After the War of Kinds ravaged the kingdom of Rabu, the Automae, designed to be the playthings of royals, usurped their owners’ estates and bent the human race to their will.
Now Ayla, a human servant rising in the ranks at the House of the Sovereign, dreams of avenging her family’s death…by killing the sovereign’s daughter, Lady Crier.
Crier was Made to be beautiful, flawless, and to carry on her father’s legacy. But that was before her betrothal to the enigmatic Scyre Kinok, before she discovered her father isn’t the benevolent king she once admired, and most importantly, before she met Ayla.

Now, with growing human unrest across the land, pressures from a foreign queen, and an evil new leader on the rise, Crier and Ayla find there may be only one path to love: war.

The medieval-dystopian world this book portrays is, in its concept, an unicum: we see humans at the low level of the society, while automae are at the head of it. Those projected to be nothing more than companions, more pets than anything else, are now the rulers; and it’s fascinating, for once, to see ourselves as the weak ones.

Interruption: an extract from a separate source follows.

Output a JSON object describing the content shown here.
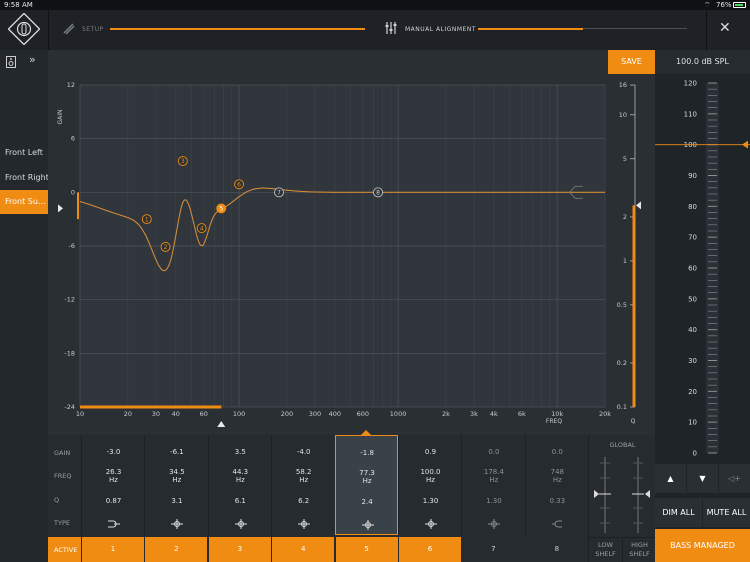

         We are firstly introduced in in this world through Crier’s eyes, and it’s simple to fall in love in love with a character like her, Made but human in her own way: maybe it’s that * something * that makes her different from any other automae, her fear of being imperfect and unfitted for the role she was projected for, that made me care deeply about her since the start. 

Because there is this special light in Crier, something that seems to balance the darkness that has almost eaten Ayla’s whole heart. “Love brings nothing but death”: it’s what Ayla has learned in the hard way when she was only a child, the * precept * that ruled her whole life from the moment she was saved by Rowan from dying in the cold and made her grow up with revenge as her dearest companion. And so it becomes clear that, in fact, the purpose around which her whole life revolves wasn’t a choice (as my dearest Benji once said): as Crier was made to be daughter of the sovereign, his heir, Ayla was shaped by her family’s death into a tool needed for give them justice.

       But, for Crier, Ayla became the center of her whole universe from the moment she saves her near the sea; and there is something beautiful about the way Crier falls in love with Ayla, like eating after weeks of starvation or drinking after days alone in the desert: once Crier tasted what loving Ayla felt like, she couldn’t get enough of it. Even if Crier sees her love as a flawless, even if she thinks that there is something wrong in her for feeling something so strong, making her weak like the humans she is meant to rule, she can’t help it.

      Both Crier and Ayla, in fact, fear falling in love.

What will you do if your greatest enemy started to treat you kindly, to care for you, to spoil you with little things like no one ever did before? You would fall for them, OF COURSE YOU WOULD.
I really need to take a moment to show my appreciation for the way Nina portrays Ayla’s internal conflict, her growing dilemma between what she wants and what she has to do; it’s so well written, so human, so true, that it definitely makes Ayla one of the best (and most well written) characters I’ve ever read. 

There is a sort of balance in the way Nina tells her story, a perfect equilibrium between losing yourself in her characters’ thoughts and living the story as if you were part of it, running through the palace hidden by shadows with Ayla and dancing in the garden under a constellation of infinite stars with Crier. 

“Crier’s War” is poetic, like love, and cruel, like life.
And definitely one of the best (and most important) books I’ve ever read in my whole life.

            Fear, Love, Passion:
            those are the key words of this books,
            those are the feelings that really make us human.